El fin de la cocina abierta en las casas
Las cocinas que aparecen en las revistas y marcan tendencia no están diseñadas para ser usadas, sino para ser exhibidas


Las revistas de decoración e interiorismo anuncian el fin de la moda de las cocinas abiertas, esto es, integradas en la sala de estar como un solo espacio. Finalmente, nos hemos dado cuenta de que la respuesta obvia a “¿qué tipo de música escuchas mientras cocinas?” es “el extractor” y de que no todo el mundo puede permitirse la morterada que cuesta una campana de última generación, lo bastante potente como para evitar que el sofá termine oliendo a croquetas, lo bastante silenciosa como para no molestar a quien ve una serie en el salón.
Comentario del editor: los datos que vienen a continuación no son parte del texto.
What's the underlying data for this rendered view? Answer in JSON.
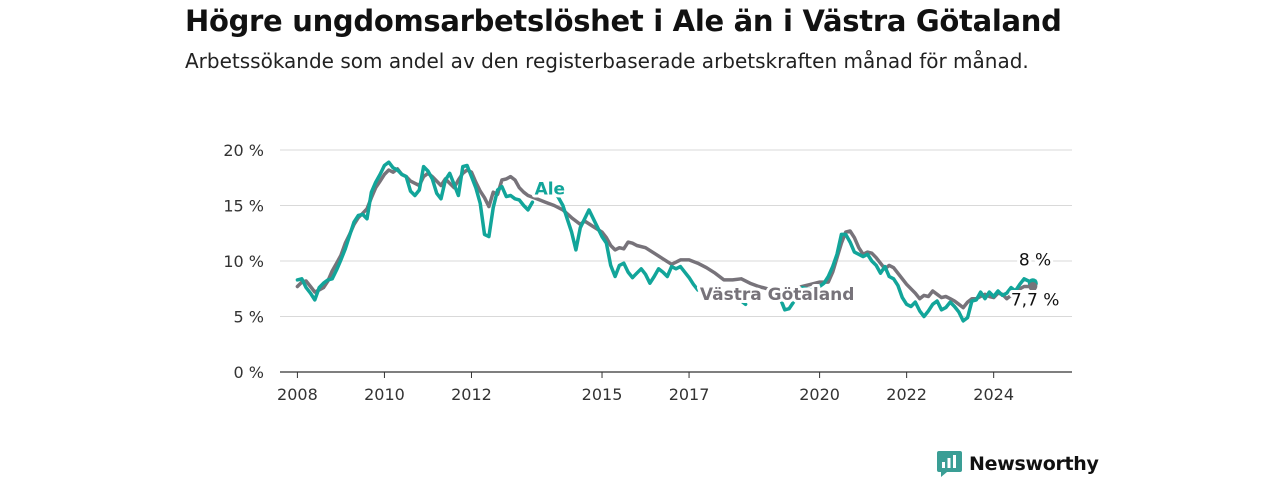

Ahora, lo in son las cocinas separadas del comedor por una pared de vidrio más o menos translúcido, para no perder la sensación de amplitud y comunión. Nadie concreta qué pasa con la limpieza de la condensación o las salpicaduras en susodicho cristal, que va de ras de suelo hasta el techo. Pero la sola mención del asunto sería de mal gusto: las cocinas que aparecen en las revistas y marcan tendencia no están diseñadas para ser usadas, sino para ser exhibidas.
Las cocinas del Lecturas o la Pronto, como las de Architectural Digest, son espacios no productivos. Fantasías de clase. Exhibiciones de capital en forma de tiempo libre y de dinero para invertir en sensibilidad estética, en vez de en fiambreras o dispensadores de jabón. En ellas no hay estropajos, ni microondas a 59,90 euros, ni tarros guardando el aceite que se usó para freír dos huevos, listo para freír dos más. Son cocinas de quienes pueden permitirse no cocinar más que por diversión, porque delegan la cuestión alimentaria en el delivery, en la quinta gama gourmet o en el servicio doméstico. Espacios que enseñar a los invitados o a los fotógrafos y que marcan el paso de las modas que, como siempre, bajan en cascada: los ricos lucen y el pueblo aspira.
Esas tendencias han calado acompañadas de la idea de que cocinar tiene que ser una actividad compartida, social y alegre, y la cocina, un escenario donde familia y amigos entran y salen a placer para pelar aguacates y remover cazuelas, mientras charlan animadamente y degustan unas copas de cabernet sauvignon. Esta fantasía funciona en el plano teórico y en las sitcoms americanas, pero no en el plano físico. En el mundo real, quien tiene poco tiempo y pocas ganas lo que menos necesita son obstáculos, y quien espera invitados, lo último que quiere es que éstos lleguen antes de tiempo.
Quien cocina a menudo sabe que, por pura salud mental y física, en la cocina uno necesita poder concentrarse y no tener que lidiar con interrupciones constantes en un proceso que combina fuego, cuchillos, cacharros que se acumulan en la pila, el lavavajillas sin vaciar desde ayer, el cubo de la orgánica que huele raro y la botella del fairy recostada boca abajo junto a la bayeta tendida en el escurreplatos.
Detrás del intento de volver la cocina un espacio de sociabilidad está el ejercicio de convertirla en un aparador desde el que proyectar un espejismo de éxito en forma de vida buena, ordenada, feliz, saludable y normativa, y muy sonriente. Pero cocinar es una cuestión troncal de autonomía básica que incumbe e interpela a todo aquél que necesite alimentarse para seguir vivo. En un mundo en que casi todos los adultos trabajan fuera de casa, hay que abordar el diseño de las cocinas en serio, concibiéndolas más como taller artesano que como templo de expresión artística o espacio de realización personal.
La cocina ideal debe diseñarse escuchando y observando a quien cocina a diario, a quien necesita resolver de manera rápida y eficiente necesidades urgentes y poco bucólicas como hacer bocadillos, finiquitar cenas en un cuarto de hora o abrir el armario de los tuppers sin que 42 tapaderas caigan en cascada. Esa mirada debe ensancharse hasta incluir a quienes cocinan en pisos compartidos, en hogares con personas con movilidad reducida o en casas donde cocina gente mayor: realidades que exigen soluciones prácticas que las revistas jamás mostrarán.
No puede ser que el diseño del espacio donde se desarrolla una actividad fundamental, tanto para la vida pequeña como para el mundo en general, dependa de los caprichos y modas de quienes no cocinan. Diseñamos cocinas de exposición y yo sigo guardando la sartén con aceite caliente en el horno, para que no explote el tarro de cristal ni se funda el de plástico.